Though her story is her own, one in four women will experience domestic violence in her lifetime, according to information provided by Family Haven. Verbal and financial abuse is often harder to escape because the victim feels trapped.
That does not mean physical abuse is better.
About 20 people per minute in the United States are physically abused by their intimate partner.
Georgia ranks ninth in the nation for its rate of men killing women and has the country’s highest rate of teen dating violence.
McGarry became a Mary Kay saleswoman in the hopes of winning a car through an employee program.
Six months later, she was making her own money and had her own car parked in the driveway.
Her husband came home one day, screaming at her about a window sill not being finished.
“Kids really do take after what you do, not what you say,” she said, “and I needed to show my daughter that was not love.”
After two years and a restraining order, McGarry said she wanted to laugh again.
That’s when she met her Prince Charming. Brian McGarry sat next to her the whole luncheon as she laughed and talked to a table of purple-clad women – the color represents October’s National Domestic Violence Awareness Month.
“He hasn’t raised his voice at me once,” Aurea McGarry said.
Her mother died two months after they met, and he was by her side the entire time.
When she was diagnosed with cancer, it took a year and a half to find the right doctor.

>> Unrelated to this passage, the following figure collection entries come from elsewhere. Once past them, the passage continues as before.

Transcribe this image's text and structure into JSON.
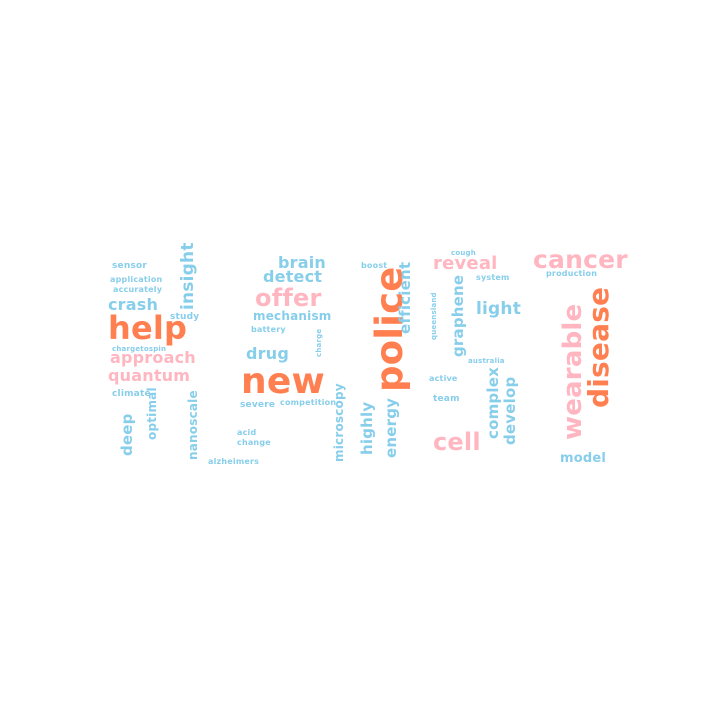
{
  "colors": {
    "blue": "#87CEEB",
    "pink": "#FFB6C1",
    "coral": "#FF7F50",
    "background": "#FFFFFF"
  },
  "words": [
    {
      "text": "help",
      "color": "coral"
    },
    {
      "text": "new",
      "color": "coral"
    },
    {
      "text": "police",
      "color": "coral"
    },
    {
      "text": "disease",
      "color": "coral"
    },
    {
      "text": "wearable",
      "color": "pink"
    },
    {
      "text": "cancer",
      "color": "pink"
    },
    {
      "text": "cell",
      "color": "pink"
    },
    {
      "text": "offer",
      "color": "pink"
    },
    {
      "text": "quantum",
      "color": "pink"
    },
    {
      "text": "approach",
      "color": "pink"
    },
    {
      "text": "reveal",
      "color": "pink"
    },
    {
      "text": "crash",
      "color": "blue"
    },
    {
      "text": "insight",
      "color": "blue"
    },
    {
      "text": "brain",
      "color": "blue"
    },
    {
      "text": "detect",
      "color": "blue"
    },
    {
      "text": "mechanism",
      "color": "blue"
    },
    {
      "text": "drug",
      "color": "blue"
    },
    {
      "text": "light",
      "color": "blue"
    },
    {
      "text": "graphene",
      "color": "blue"
    },
    {
      "text": "efficient",
      "color": "blue"
    },
    {
      "text": "complex",
      "color": "blue"
    },
    {
      "text": "develop",
      "color": "blue"
    },
    {
      "text": "energy",
      "color": "blue"
    },
    {
      "text": "highly",
      "color": "blue"
    },
    {
      "text": "microscopy",
      "color": "blue"
    },
    {
      "text": "deep",
      "color": "blue"
    },
    {
      "text": "optimal",
      "color": "blue"
    },
    {
      "text": "nanoscale",
      "color": "blue"
    },
    {
      "text": "model",
      "color": "blue"
    },
    {
      "text": "sensor",
      "color": "blue"
    },
    {
      "text": "application",
      "color": "blue"
    },
    {
      "text": "accurately",
      "color": "blue"
    },
    {
      "text": "study",
      "color": "blue"
    },
    {
      "text": "chargetospin",
      "color": "blue"
    },
    {
      "text": "climate",
      "color": "blue"
    },
    {
      "text": "battery",
      "color": "blue"
    },
    {
      "text": "charge",
      "color": "blue"
    },
    {
      "text": "severe",
      "color": "blue"
    },
    {
      "text": "competition",
      "color": "blue"
    },
    {
      "text": "acid",
      "color": "blue"
    },
    {
      "text": "change",
      "color": "blue"
    },
    {
      "text": "alzheimers",
      "color": "blue"
    },
    {
      "text": "boost",
      "color": "blue"
    },
    {
      "text": "cough",
      "color": "blue"
    },
    {
      "text": "system",
      "color": "blue"
    },
    {
      "text": "production",
      "color": "blue"
    },
    {
      "text": "queensland",
      "color": "blue"
    },
    {
      "text": "australia",
      "color": "blue"
    },
    {
      "text": "active",
      "color": "blue"
    },
    {
      "text": "team",
      "color": "blue"
    }
  ]
}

“I would be dead right now if I had stayed with my ex-husband,” she said. “Not even necessarily from the abuse. [Brian] wouldn’t let me stop going to doctors until we found out what was wrong with my chest pains. You think my ex would have done that for me?”
She had to get surgery on her vocal cords and was told she would never talk again.
McGarry has been cancer-free since 2000 and has made it her mission to tell her story to anyone who will listen.
“We’re going to be married 20 years this Valentine’s Day,” she said. “There is hope and love after domestic violence.”